HONG KONG – Hong Kong Chief Executive John Lee decried an unprecedented increase in the number of withdrawal requests to the city’s organ donation system on Tuesday, adding that police would look into questionable situations.
According to the administration, approximately 5,800 withdrawal applications have been received by the city’s centralized organ donation registration system in the five months since December, when the government broached the prospect of establishing an organ transplant mutual aid program with mainland China.

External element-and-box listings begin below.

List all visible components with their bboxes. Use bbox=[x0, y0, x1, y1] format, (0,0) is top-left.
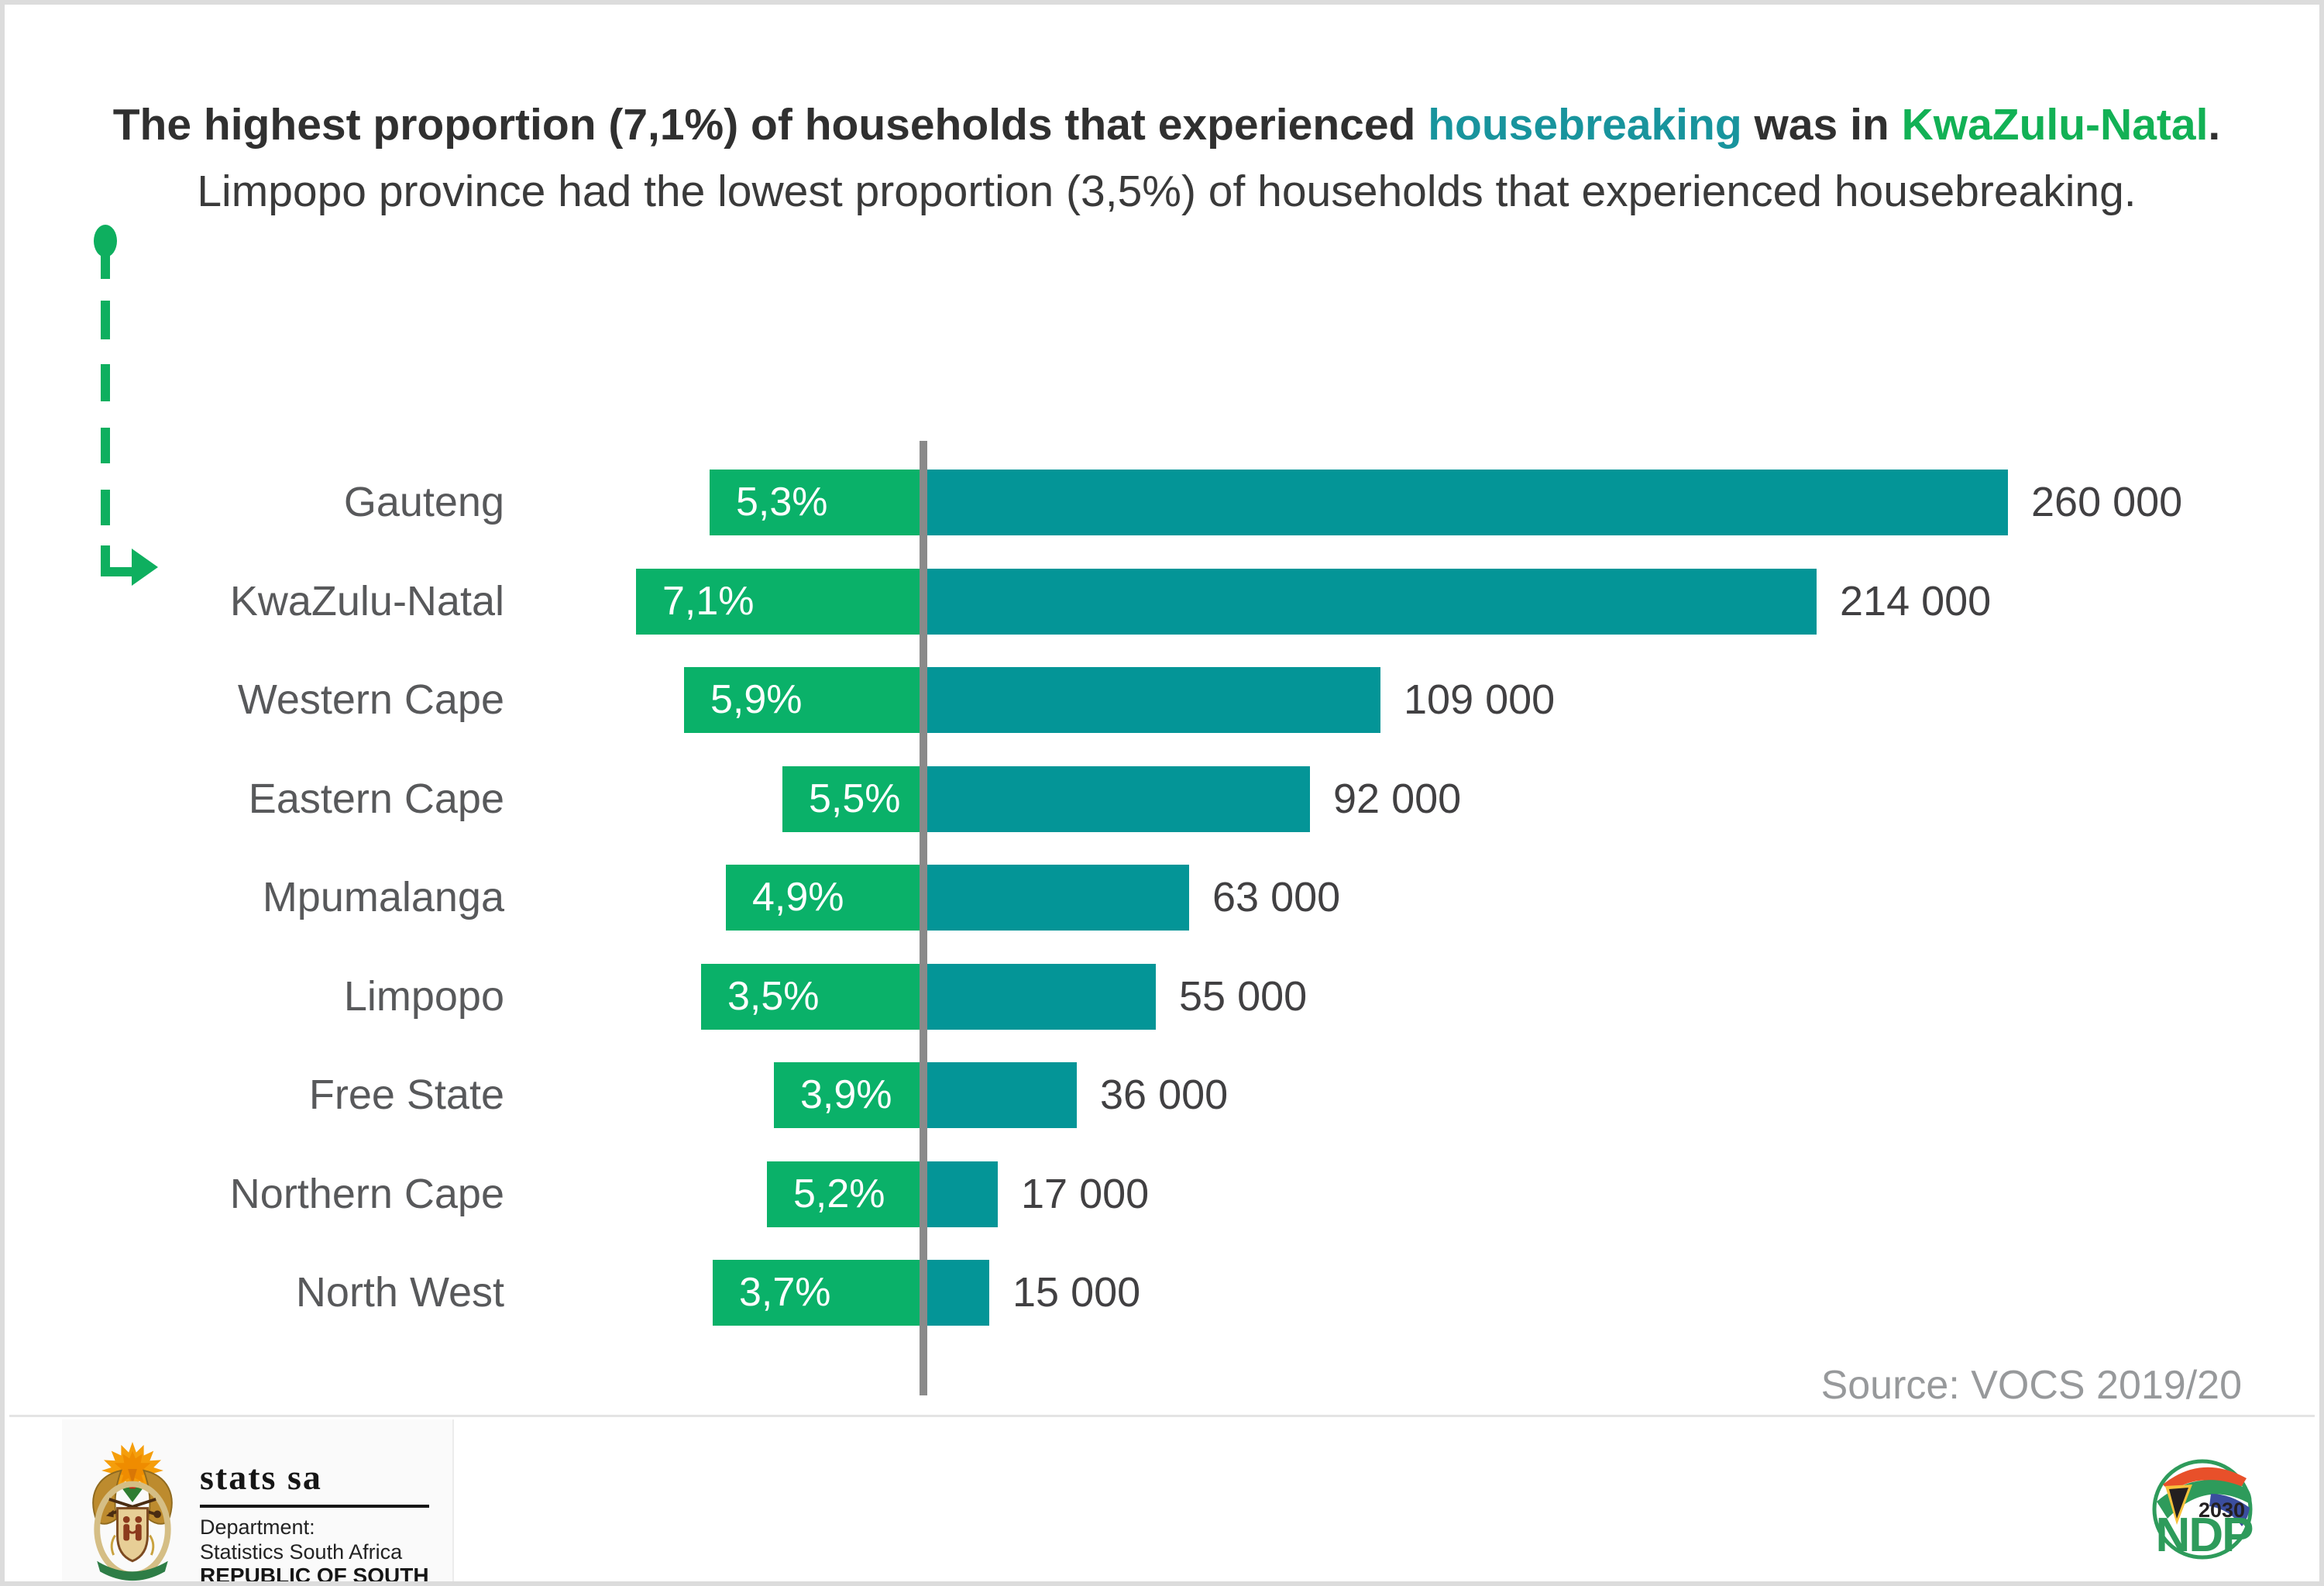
axis-baseline bbox=[920, 441, 927, 1395]
count-bar bbox=[927, 1260, 989, 1326]
count-value-label: 260 000 bbox=[2031, 479, 2183, 525]
title-segment: housebreaking bbox=[1428, 100, 1742, 150]
percent-bar: 3,5% bbox=[701, 963, 920, 1030]
percent-value-label: 3,5% bbox=[727, 973, 820, 1019]
percent-value-label: 5,2% bbox=[793, 1171, 885, 1216]
percent-value-label: 5,9% bbox=[710, 677, 803, 722]
count-value-label: 15 000 bbox=[1012, 1269, 1141, 1316]
percent-value-label: 5,5% bbox=[809, 776, 901, 821]
count-bar bbox=[927, 1161, 998, 1227]
category-label-limpopo: Limpopo bbox=[343, 972, 504, 1020]
category-label-north-west: North West bbox=[295, 1269, 504, 1316]
count-bar bbox=[927, 470, 2008, 535]
percent-bar: 5,2% bbox=[767, 1161, 920, 1227]
count-value-label: 214 000 bbox=[1840, 577, 1992, 624]
title-segment: KwaZulu-Natal bbox=[1901, 100, 2209, 150]
percent-bar: 5,9% bbox=[684, 667, 920, 733]
title-segment: Limpopo province had the lowest proporti… bbox=[197, 167, 2137, 216]
count-bar bbox=[927, 667, 1380, 733]
percent-value-label: 3,9% bbox=[800, 1072, 892, 1117]
percent-bar: 3,7% bbox=[713, 1260, 920, 1326]
statssa-logo-block: stats sa Department: Statistics South Af… bbox=[62, 1419, 454, 1586]
count-bar bbox=[927, 1062, 1077, 1128]
percent-value-label: 7,1% bbox=[662, 578, 755, 624]
title-segment: . bbox=[2208, 100, 2221, 150]
count-bar bbox=[927, 568, 1817, 635]
statssa-wordmark: stats sa bbox=[200, 1457, 322, 1497]
ndp-2030-logo: 2030 NDP bbox=[2152, 1459, 2254, 1562]
count-value-label: 36 000 bbox=[1100, 1072, 1229, 1118]
count-value-label: 109 000 bbox=[1404, 676, 1556, 723]
percent-bar: 4,9% bbox=[726, 865, 920, 931]
source-note: Source: VOCS 2019/20 bbox=[1820, 1363, 2242, 1408]
count-bar bbox=[927, 963, 1156, 1030]
department-label: Department: bbox=[200, 1515, 315, 1539]
department-name: Statistics South Africa bbox=[200, 1540, 403, 1564]
percent-bar: 5,3% bbox=[710, 470, 920, 535]
category-label-eastern-cape: Eastern Cape bbox=[248, 775, 504, 822]
category-label-western-cape: Western Cape bbox=[237, 676, 504, 723]
category-label-kwazulu-natal: KwaZulu-Natal bbox=[229, 577, 504, 624]
wordmark-rule bbox=[200, 1505, 429, 1508]
coat-of-arms-icon bbox=[92, 1441, 173, 1581]
count-bar bbox=[927, 865, 1189, 931]
title-segment: was in bbox=[1741, 100, 1902, 150]
percent-value-label: 5,3% bbox=[736, 480, 828, 525]
count-bar bbox=[927, 765, 1310, 832]
republic-label: REPUBLIC OF SOUTH AFRICA bbox=[200, 1564, 429, 1586]
ndp-year-label: 2030 bbox=[2199, 1498, 2245, 1522]
count-value-label: 92 000 bbox=[1333, 775, 1462, 822]
kwazulu-natal-pointer-icon bbox=[94, 225, 158, 586]
percent-bar: 7,1% bbox=[636, 568, 920, 635]
count-value-label: 63 000 bbox=[1212, 874, 1341, 920]
footer-divider bbox=[9, 1415, 2315, 1417]
percent-value-label: 3,7% bbox=[739, 1270, 831, 1315]
percent-bar: 5,5% bbox=[782, 765, 920, 832]
percent-value-label: 4,9% bbox=[752, 875, 844, 920]
ndp-acronym-label: NDP bbox=[2156, 1509, 2254, 1562]
title-segment: The highest proportion (7,1%) of househo… bbox=[112, 100, 1428, 150]
category-label-gauteng: Gauteng bbox=[343, 479, 504, 525]
count-value-label: 55 000 bbox=[1179, 972, 1308, 1020]
page-title: The highest proportion (7,1%) of househo… bbox=[98, 91, 2236, 225]
category-label-mpumalanga: Mpumalanga bbox=[262, 874, 504, 920]
count-value-label: 17 000 bbox=[1021, 1170, 1150, 1217]
percent-bar: 3,9% bbox=[774, 1062, 920, 1128]
category-label-free-state: Free State bbox=[308, 1072, 504, 1118]
category-label-northern-cape: Northern Cape bbox=[229, 1170, 504, 1217]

More than half of the withdrawal applications were found to be invalid, either because they were duplicates or because they were from people who had never opted in.
Lee called those who withdrew their applications without ever registering suspicious during a regular press briefing.
“I strongly condemn those who seek to undermine this noble system that saves lives through organ donation,” he stated. “This is a shameful act.”
The government also released a strong statement Monday, saying that it could not rule out the possibility that a tiny number of persons attempted to withdraw in order to damage the system’s credibility and create administrative load. It stated that a small number of people had twisted the value of organ donation by pushing the idea that donors should investigate the identity of the recipients online, without mentioning any platforms or persons. Some allegedly pressured others to leave the system, according to the report.
Some users were dubious of the suggested approach on Hong Kong’s Reddit-like forum LIHKG, where pro-democracy supporters debated strategies for the 2019 anti-government campaign. Others shared a link to the register’s withdrawal page.
The notion was raised by the government after a baby girl received the city’s first transplant in December using an organ donated from mainland China. It stated that the proposed organ support service might be triggered immediately if medical workers were unable to connect a given organ with a qualified patient locally.
The political dispute over the proposed mutual help program mirrored some Hong Kongers’ mistrust of China’s health-care system, as well as their resentment of Beijing, which has used a sweeping national security statute to crack down on the city’s pro-democracy movement.